Wildman had applied in 2004 for access to the archives stored in Bad Arolsen, but her request was stalled. In 1948, the archives were set up by the International Committee of the Red Cross (ICRC) as a repository for all of the information that the Allies had collected from the liberated concentration camps. From 1955 until November 2007, the archives were closed to historians and used only for family reunification.

Wildman emphasized the allure that the archives held for many journalists and historians before they were opened.

“They [the Bad Arolsen archives] were sort of a black box of fantasies,” she said. “Everyone saw something mythical there, and that included me.”

Wildman’s grandfather had, in fact, fled Nazi occupied Vienna in the fall of 1938. In spring 2007, she discovered a box of letters written to her grandfather, who was a physician, from other refugees during the War.

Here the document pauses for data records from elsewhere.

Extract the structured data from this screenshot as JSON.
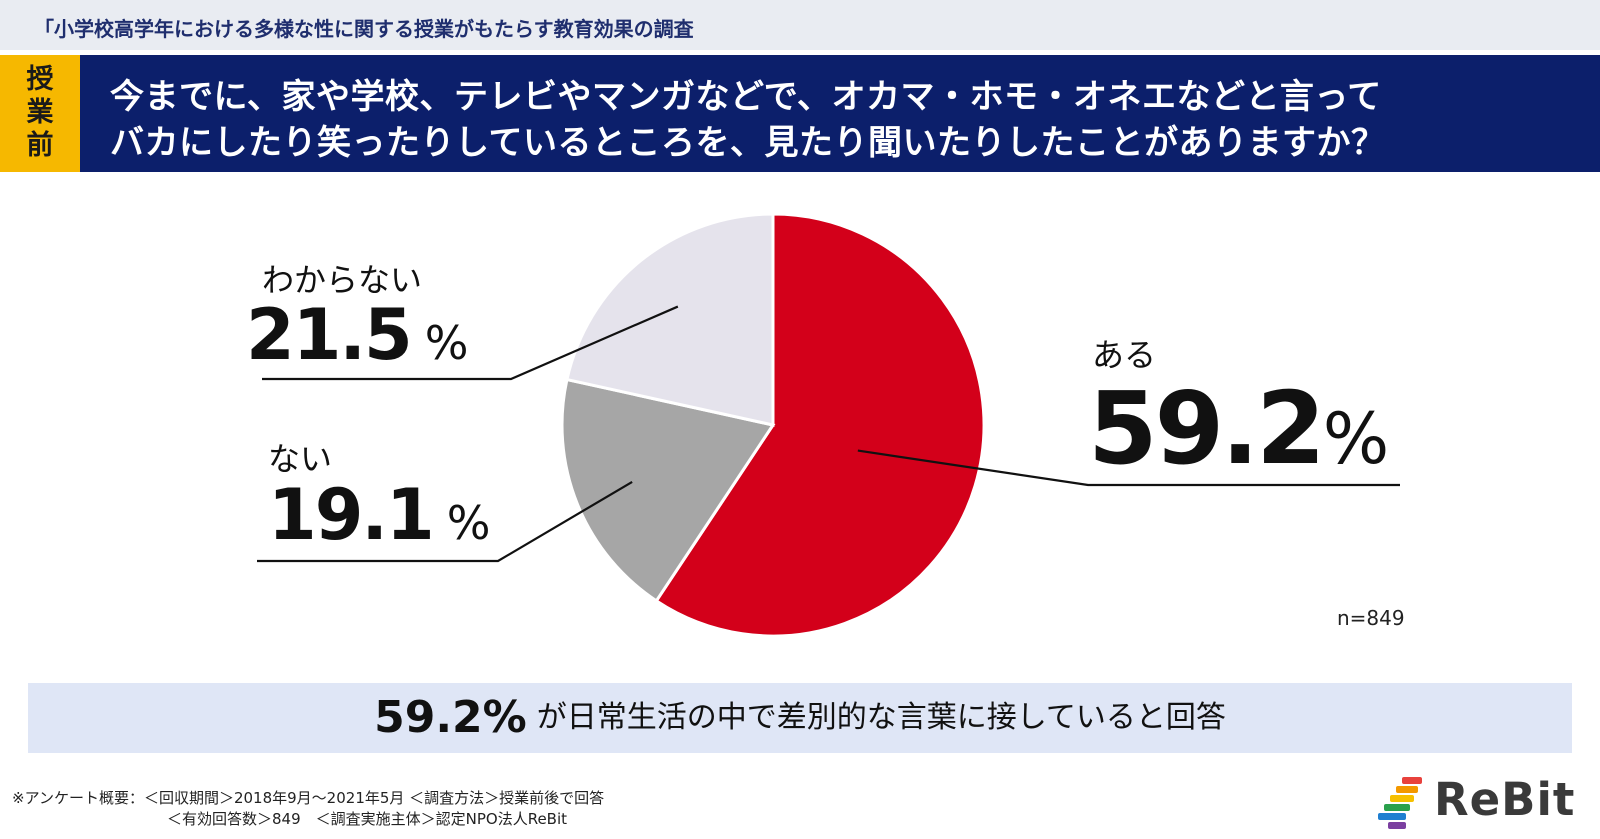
{
  "header": {
    "survey_title": "「小学校高学年における多様な性に関する授業がもたらす教育効果の調査",
    "badge": "授業前",
    "question_line1": "今までに、家や学校、テレビやマンガなどで、オカマ・ホモ・オネエなどと言って",
    "question_line2": "バカにしたり笑ったりしているところを、見たり聞いたりしたことがありますか？"
  },
  "chart_data": {
    "type": "pie",
    "categories": [
      "ある",
      "ない",
      "わからない"
    ],
    "values": [
      59.2,
      19.1,
      21.5
    ],
    "value_labels": [
      "59.2",
      "19.1",
      "21.5"
    ],
    "unit": "%",
    "colors": [
      "#d3001a",
      "#a6a6a6",
      "#e5e3ec"
    ],
    "start": "12 o'clock, clockwise",
    "n_label": "n=849"
  },
  "callout": {
    "number": "59.2%",
    "text": "が日常生活の中で差別的な言葉に接していると回答"
  },
  "footer": {
    "line1": "※アンケート概要：＜回収期間＞2018年9月〜2021年5月 ＜調査方法＞授業前後で回答",
    "line2": "＜有効回答数＞849　＜調査実施主体＞認定NPO法人ReBit"
  },
  "logo": {
    "text": "ReBit",
    "bar_colors": [
      "#e8413c",
      "#f39800",
      "#f6c000",
      "#2aa14c",
      "#1f7fd1",
      "#7b3fa0"
    ]
  }
}
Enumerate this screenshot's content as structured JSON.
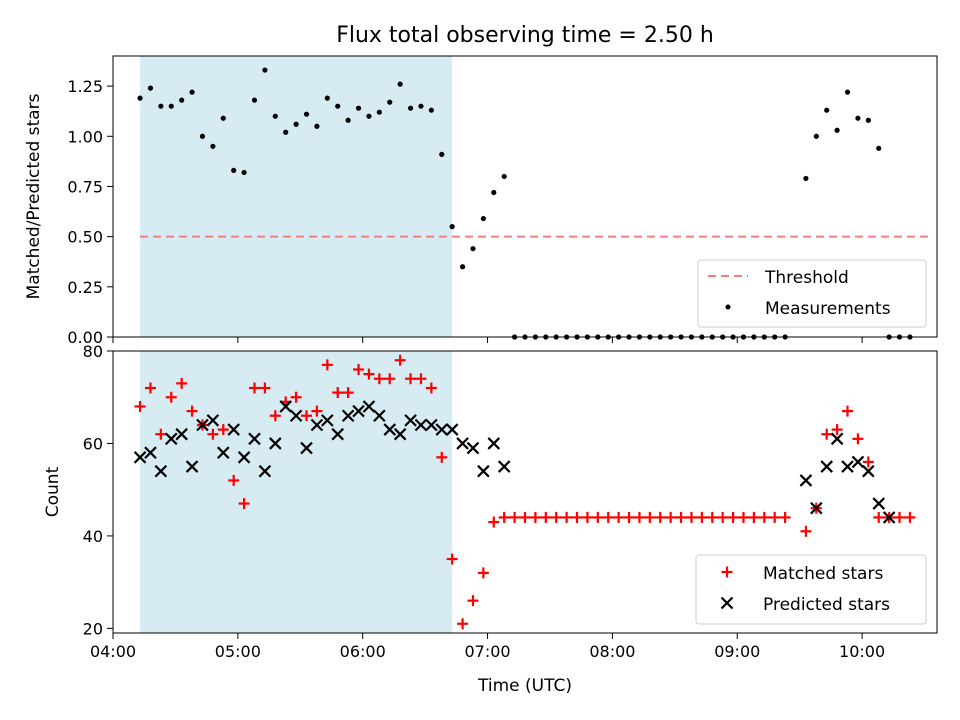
{
  "chart_data": [
    {
      "type": "scatter",
      "title": "Flux total observing time = 2.50 h",
      "ylabel": "Matched/Predicted stars",
      "xlabel": "",
      "ylim": [
        0,
        1.4
      ],
      "xlim": [
        "04:00",
        "10:36"
      ],
      "grid": false,
      "legend_position": "bottom-right",
      "x_ticks": [
        "04:00",
        "05:00",
        "06:00",
        "07:00",
        "08:00",
        "09:00",
        "10:00"
      ],
      "x_ticklabels_visible": false,
      "y_ticks": [
        "0.00",
        "0.25",
        "0.50",
        "0.75",
        "1.00",
        "1.25"
      ],
      "shaded_interval": {
        "start": "04:13",
        "end": "06:43",
        "color": "#add8e6"
      },
      "threshold": {
        "name": "Threshold",
        "value": 0.5,
        "start": "04:13",
        "end": "10:32",
        "color": "#f08080"
      },
      "series": [
        {
          "name": "Measurements",
          "marker": "dot",
          "color": "#000000",
          "points": [
            [
              "04:13",
              1.19
            ],
            [
              "04:18",
              1.24
            ],
            [
              "04:23",
              1.15
            ],
            [
              "04:28",
              1.15
            ],
            [
              "04:33",
              1.18
            ],
            [
              "04:38",
              1.22
            ],
            [
              "04:43",
              1.0
            ],
            [
              "04:48",
              0.95
            ],
            [
              "04:53",
              1.09
            ],
            [
              "04:58",
              0.83
            ],
            [
              "05:03",
              0.82
            ],
            [
              "05:08",
              1.18
            ],
            [
              "05:13",
              1.33
            ],
            [
              "05:18",
              1.1
            ],
            [
              "05:23",
              1.02
            ],
            [
              "05:28",
              1.06
            ],
            [
              "05:33",
              1.11
            ],
            [
              "05:38",
              1.05
            ],
            [
              "05:43",
              1.19
            ],
            [
              "05:48",
              1.15
            ],
            [
              "05:53",
              1.08
            ],
            [
              "05:58",
              1.14
            ],
            [
              "06:03",
              1.1
            ],
            [
              "06:08",
              1.12
            ],
            [
              "06:13",
              1.17
            ],
            [
              "06:18",
              1.26
            ],
            [
              "06:23",
              1.14
            ],
            [
              "06:28",
              1.15
            ],
            [
              "06:33",
              1.13
            ],
            [
              "06:38",
              0.91
            ],
            [
              "06:43",
              0.55
            ],
            [
              "06:48",
              0.35
            ],
            [
              "06:53",
              0.44
            ],
            [
              "06:58",
              0.59
            ],
            [
              "07:03",
              0.72
            ],
            [
              "07:08",
              0.8
            ],
            [
              "07:13",
              0.0
            ],
            [
              "07:18",
              0.0
            ],
            [
              "07:23",
              0.0
            ],
            [
              "07:28",
              0.0
            ],
            [
              "07:33",
              0.0
            ],
            [
              "07:38",
              0.0
            ],
            [
              "07:43",
              0.0
            ],
            [
              "07:48",
              0.0
            ],
            [
              "07:53",
              0.0
            ],
            [
              "07:58",
              0.0
            ],
            [
              "08:03",
              0.0
            ],
            [
              "08:08",
              0.0
            ],
            [
              "08:13",
              0.0
            ],
            [
              "08:18",
              0.0
            ],
            [
              "08:23",
              0.0
            ],
            [
              "08:28",
              0.0
            ],
            [
              "08:33",
              0.0
            ],
            [
              "08:38",
              0.0
            ],
            [
              "08:43",
              0.0
            ],
            [
              "08:48",
              0.0
            ],
            [
              "08:53",
              0.0
            ],
            [
              "08:58",
              0.0
            ],
            [
              "09:03",
              0.0
            ],
            [
              "09:08",
              0.0
            ],
            [
              "09:13",
              0.0
            ],
            [
              "09:18",
              0.0
            ],
            [
              "09:23",
              0.0
            ],
            [
              "09:33",
              0.79
            ],
            [
              "09:38",
              1.0
            ],
            [
              "09:43",
              1.13
            ],
            [
              "09:48",
              1.03
            ],
            [
              "09:53",
              1.22
            ],
            [
              "09:58",
              1.09
            ],
            [
              "10:03",
              1.08
            ],
            [
              "10:08",
              0.94
            ],
            [
              "10:13",
              0.0
            ],
            [
              "10:18",
              0.0
            ],
            [
              "10:23",
              0.0
            ]
          ]
        }
      ]
    },
    {
      "type": "scatter",
      "title": "",
      "xlabel": "Time (UTC)",
      "ylabel": "Count",
      "ylim": [
        19,
        80
      ],
      "xlim": [
        "04:00",
        "10:36"
      ],
      "grid": false,
      "legend_position": "bottom-right",
      "x_ticks": [
        "04:00",
        "05:00",
        "06:00",
        "07:00",
        "08:00",
        "09:00",
        "10:00"
      ],
      "y_ticks": [
        "20",
        "40",
        "60",
        "80"
      ],
      "shaded_interval": {
        "start": "04:13",
        "end": "06:43",
        "color": "#add8e6"
      },
      "series": [
        {
          "name": "Matched stars",
          "marker": "plus",
          "color": "#ff0000",
          "points": [
            [
              "04:13",
              68
            ],
            [
              "04:18",
              72
            ],
            [
              "04:23",
              62
            ],
            [
              "04:28",
              70
            ],
            [
              "04:33",
              73
            ],
            [
              "04:38",
              67
            ],
            [
              "04:43",
              64
            ],
            [
              "04:48",
              62
            ],
            [
              "04:53",
              63
            ],
            [
              "04:58",
              52
            ],
            [
              "05:03",
              47
            ],
            [
              "05:08",
              72
            ],
            [
              "05:13",
              72
            ],
            [
              "05:18",
              66
            ],
            [
              "05:23",
              69
            ],
            [
              "05:28",
              70
            ],
            [
              "05:33",
              66
            ],
            [
              "05:38",
              67
            ],
            [
              "05:43",
              77
            ],
            [
              "05:48",
              71
            ],
            [
              "05:53",
              71
            ],
            [
              "05:58",
              76
            ],
            [
              "06:03",
              75
            ],
            [
              "06:08",
              74
            ],
            [
              "06:13",
              74
            ],
            [
              "06:18",
              78
            ],
            [
              "06:23",
              74
            ],
            [
              "06:28",
              74
            ],
            [
              "06:33",
              72
            ],
            [
              "06:38",
              57
            ],
            [
              "06:43",
              35
            ],
            [
              "06:48",
              21
            ],
            [
              "06:53",
              26
            ],
            [
              "06:58",
              32
            ],
            [
              "07:03",
              43
            ],
            [
              "07:08",
              44
            ],
            [
              "07:13",
              44
            ],
            [
              "07:18",
              44
            ],
            [
              "07:23",
              44
            ],
            [
              "07:28",
              44
            ],
            [
              "07:33",
              44
            ],
            [
              "07:38",
              44
            ],
            [
              "07:43",
              44
            ],
            [
              "07:48",
              44
            ],
            [
              "07:53",
              44
            ],
            [
              "07:58",
              44
            ],
            [
              "08:03",
              44
            ],
            [
              "08:08",
              44
            ],
            [
              "08:13",
              44
            ],
            [
              "08:18",
              44
            ],
            [
              "08:23",
              44
            ],
            [
              "08:28",
              44
            ],
            [
              "08:33",
              44
            ],
            [
              "08:38",
              44
            ],
            [
              "08:43",
              44
            ],
            [
              "08:48",
              44
            ],
            [
              "08:53",
              44
            ],
            [
              "08:58",
              44
            ],
            [
              "09:03",
              44
            ],
            [
              "09:08",
              44
            ],
            [
              "09:13",
              44
            ],
            [
              "09:18",
              44
            ],
            [
              "09:23",
              44
            ],
            [
              "09:33",
              41
            ],
            [
              "09:38",
              46
            ],
            [
              "09:43",
              62
            ],
            [
              "09:48",
              63
            ],
            [
              "09:53",
              67
            ],
            [
              "09:58",
              61
            ],
            [
              "10:03",
              56
            ],
            [
              "10:08",
              44
            ],
            [
              "10:13",
              44
            ],
            [
              "10:18",
              44
            ],
            [
              "10:23",
              44
            ]
          ]
        },
        {
          "name": "Predicted stars",
          "marker": "x",
          "color": "#000000",
          "points": [
            [
              "04:13",
              57
            ],
            [
              "04:18",
              58
            ],
            [
              "04:23",
              54
            ],
            [
              "04:28",
              61
            ],
            [
              "04:33",
              62
            ],
            [
              "04:38",
              55
            ],
            [
              "04:43",
              64
            ],
            [
              "04:48",
              65
            ],
            [
              "04:53",
              58
            ],
            [
              "04:58",
              63
            ],
            [
              "05:03",
              57
            ],
            [
              "05:08",
              61
            ],
            [
              "05:13",
              54
            ],
            [
              "05:18",
              60
            ],
            [
              "05:23",
              68
            ],
            [
              "05:28",
              66
            ],
            [
              "05:33",
              59
            ],
            [
              "05:38",
              64
            ],
            [
              "05:43",
              65
            ],
            [
              "05:48",
              62
            ],
            [
              "05:53",
              66
            ],
            [
              "05:58",
              67
            ],
            [
              "06:03",
              68
            ],
            [
              "06:08",
              66
            ],
            [
              "06:13",
              63
            ],
            [
              "06:18",
              62
            ],
            [
              "06:23",
              65
            ],
            [
              "06:28",
              64
            ],
            [
              "06:33",
              64
            ],
            [
              "06:38",
              63
            ],
            [
              "06:43",
              63
            ],
            [
              "06:48",
              60
            ],
            [
              "06:53",
              59
            ],
            [
              "06:58",
              54
            ],
            [
              "07:03",
              60
            ],
            [
              "07:08",
              55
            ],
            [
              "09:33",
              52
            ],
            [
              "09:38",
              46
            ],
            [
              "09:43",
              55
            ],
            [
              "09:48",
              61
            ],
            [
              "09:53",
              55
            ],
            [
              "09:58",
              56
            ],
            [
              "10:03",
              54
            ],
            [
              "10:08",
              47
            ],
            [
              "10:13",
              44
            ]
          ]
        }
      ]
    }
  ]
}
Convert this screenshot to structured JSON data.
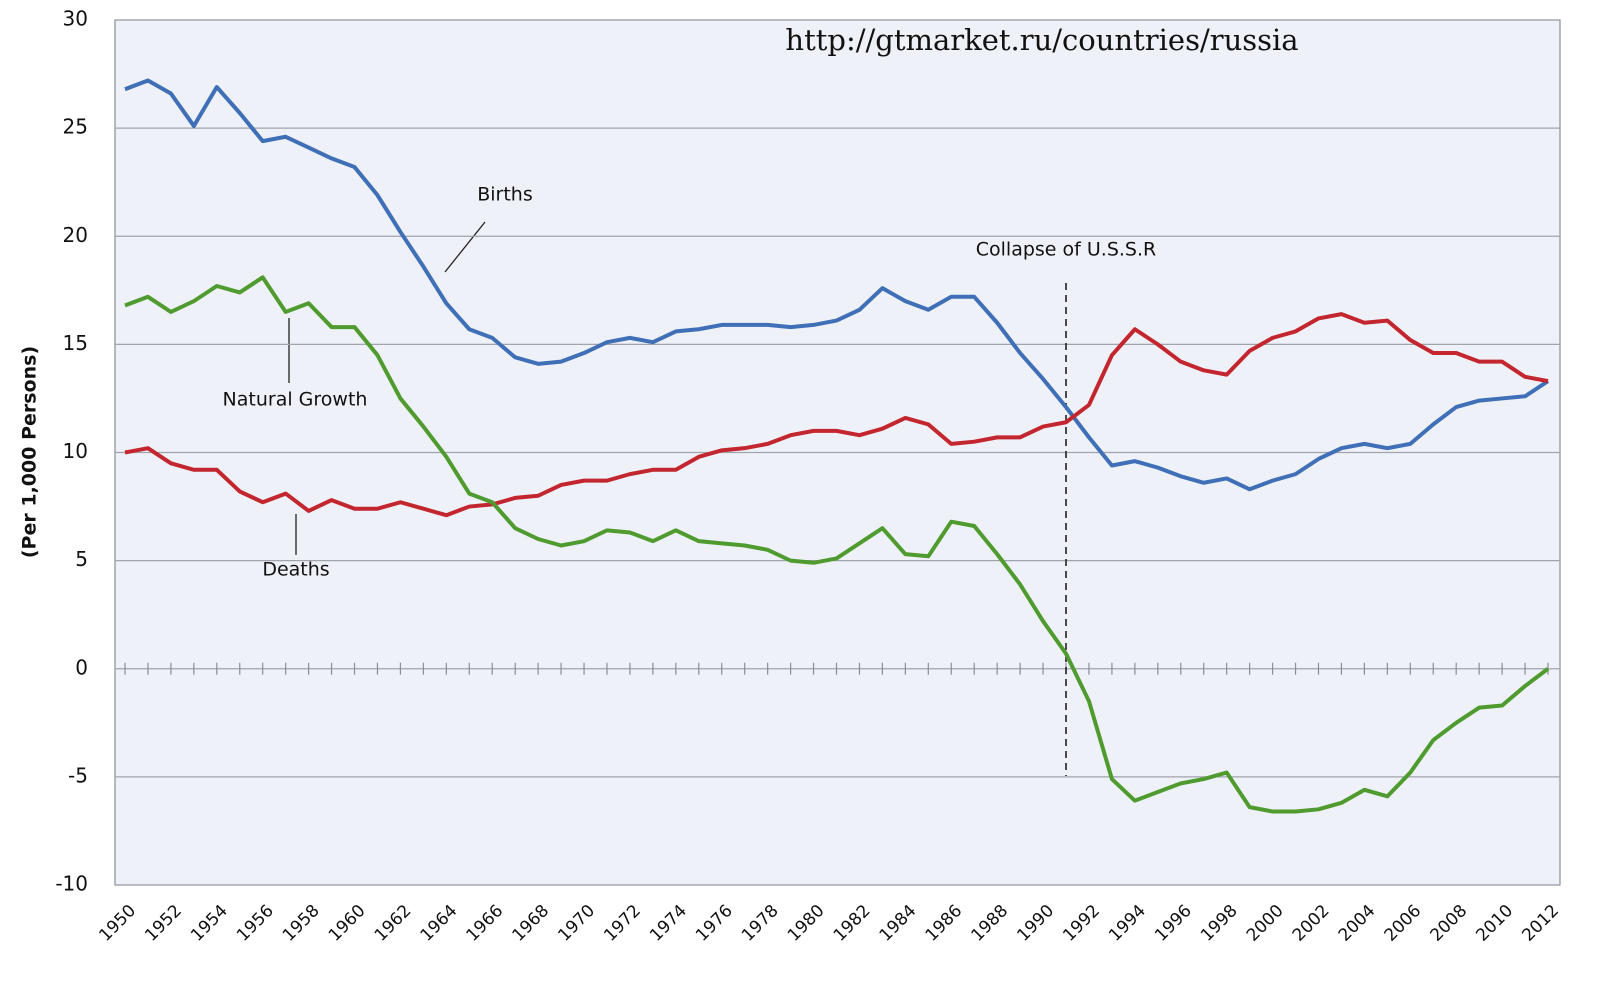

Before finding the letters, Wildman had considered her grandfather’s story to be one of many uplifting Holocaust stories. After reading letters from individuals who had been unable to escape, Wildman’s perception changed.

“You learn that, in fact, there is no such thing as a happy Holocaust story,” she said. “This sense of obsessive optimism was a hindrance in some ways to telling these smaller Holocaust stories.”

Among the letters, Wildman found nearly 50 love letters written to her grandfather by a woman named Valerie Scheftel who found herself trapped in Berlin during the war. Wildman’s search took on a personal note as she endeavored to uncover family history, as well as to preserve this woman’s story from erasure. Wildman found that the last record of Scheftel was that she was deported from Berlin to Auschwitz in 1943.

“Six million [who died in the Holocaust],” Wildman said. “You can’t wrap your mind around it in a way. One’s understanding of the Holocaust takes on a deeper meaning, when you think of it as each of these small universes lost.”

Wildman emphasized the importance of recording as many stories as possible.

“We are the last generation to have any intimate dialogue with people who lived during this period,” Wildman said.